- Promotional poster
- French: La Vénus électrique
- Literally: The Electric Venus
- Directed by: Pierre Salvadori
- Screenplay by: Pierre Salvadori; Benjamin Charbit; Benoît Graffin;
- Story by: Robin Campillo; Rebecca Zlotowski;
- Produced by: Philippe Martin
- Starring: Pio Marmaï; Anaïs Demoustier; Gilles Lellouche; Vimala Pons;
- Cinematography: Julien Poupard
- Edited by: Anne-Sophie Bion
- Music by: Camille Bazbaz
- Production companies: Les Films Pelléas; Versus; France 2 Cinéma; Pio & Co; Tovo Films; RTBF; BeTV; Orange; Proximus;
- Distributed by: Diaphana Distribution (France); O'Brother Distribution (Belgium);
- Release dates: 12 May 2026 (Cannes); 12 May 2026 (France);
- Running time: 122 minutes
- Countries: France; Belgium;
- Language: French
- Box office: $5.1 million

= The Electric Kiss =

2026 film by Pierre Salvadori

The Electric Kiss (La Vénus électrique) is a 2026 period romantic comedy-drama film directed by Pierre Salvadori, from a screenplay he co-wrote with Benjamin Charbit and Benoît Graffin and based on an original idea by Rebecca Zlotowski and Robin Campillo. It stars Pio Marmaï, Anaïs Demoustier, Gilles Lellouche, and Vimala Pons. The plot follows a young grieving painter who tries to contact his dead wife through a psychic after losing his inspiration to work.
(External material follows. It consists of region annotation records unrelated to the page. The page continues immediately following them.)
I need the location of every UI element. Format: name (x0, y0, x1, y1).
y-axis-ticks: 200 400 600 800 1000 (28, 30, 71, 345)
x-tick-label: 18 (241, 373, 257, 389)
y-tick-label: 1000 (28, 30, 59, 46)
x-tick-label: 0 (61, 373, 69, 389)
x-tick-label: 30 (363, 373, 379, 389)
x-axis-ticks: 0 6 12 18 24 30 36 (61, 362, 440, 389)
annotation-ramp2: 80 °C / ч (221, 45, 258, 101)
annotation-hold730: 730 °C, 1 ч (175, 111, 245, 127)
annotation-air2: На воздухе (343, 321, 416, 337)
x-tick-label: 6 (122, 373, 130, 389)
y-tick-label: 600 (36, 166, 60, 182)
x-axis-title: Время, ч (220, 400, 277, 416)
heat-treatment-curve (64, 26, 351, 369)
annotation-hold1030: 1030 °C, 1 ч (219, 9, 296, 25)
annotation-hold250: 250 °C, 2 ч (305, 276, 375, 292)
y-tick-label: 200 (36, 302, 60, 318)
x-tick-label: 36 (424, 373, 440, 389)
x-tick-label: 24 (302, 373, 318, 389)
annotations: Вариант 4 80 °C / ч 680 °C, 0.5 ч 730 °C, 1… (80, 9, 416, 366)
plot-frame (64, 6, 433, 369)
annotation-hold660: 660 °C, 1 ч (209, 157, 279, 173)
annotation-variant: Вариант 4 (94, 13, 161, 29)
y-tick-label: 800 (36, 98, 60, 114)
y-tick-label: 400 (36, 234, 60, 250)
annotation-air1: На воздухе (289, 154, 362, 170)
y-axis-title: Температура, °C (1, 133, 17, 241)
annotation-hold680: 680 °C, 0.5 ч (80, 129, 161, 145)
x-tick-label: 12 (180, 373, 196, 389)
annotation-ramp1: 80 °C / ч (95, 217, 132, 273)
The film had its world premiere as the opening film of the 2026 Cannes Film Festival on 12 May and was released theatrically in France on the same day by Diaphana Distribution.

==Plot==
In Paris, 1928, young painter Antoine Balestro mourns the death of his wife Irène, which he blames himself for and which has caused him to lose his motivation to paint. Having turned to alcohol, he attempts to contact his wife through a psychic one night. A young carnival worker named Suzanne, who has only snuck into the trailer to steal food, pretends to be a clairvoyant for Antoine. Antoine's art dealer, Armand, is desperate to have his client continue painting so he convinces Suzanne to keep up the act in exchange for paying her debts. She begins staging improvised séances for Antoine where she pretends to channel Irène. As Antoine gradually improves, Suzanne finds herself falling in love with the man she is manipulating.

==Cast==
- Pio Marmaï as Antoine Balestro
- Anaïs Demoustier as Suzanne
- Gilles Lellouche as Armand
- Vimala Pons as Irène
- Gustave Kervern
- Madeleine Baudot

==Production==
Salvadori wrote the film's screenplay with Benjamin Charbit and Benoît Graffin based on an original idea by Rebecca Zlotowski and Robin Campillo. The film was produced by Philippe Martin for Les Films Pelléas, in co-production with Versus, France 2 Cinéma, Pio & Co, Tovo Films, RTBF, BeTV, Orange, Proximus.

Principal photography began on 26 May 2025. Shooting was scheduled to last ten weeks, taking place in Belgium (in Liège and the surrounding area), Paris and the Île-de-France region, and expected to continue until 1 August 2025.

==Release==
The Electric Kiss was selected to be the opening film at the 79th Cannes Film Festival, where it had its world premiere out-of-competition on 12 May 2026, it was released theatrically in France on the same day by Diaphana Distribution. O'Brother Distribution is set to distribute the film in Belgium.

In January 2026, Goodfellas acquired international sales for the film, then titled Venus Electrificata, and presented the film for distributors during the 28th Unifrance Rendez-Vous in Paris later that same month.

==Reception==
 Metacritic, which uses a weighted average, assigned the film a score of 45 out of 100, based on 9 critics, indicating "mixed or average" reviews. On AlloCiné, the film received an average rating of 4.0 out of 5 stars, based on 10 reviews from French critics.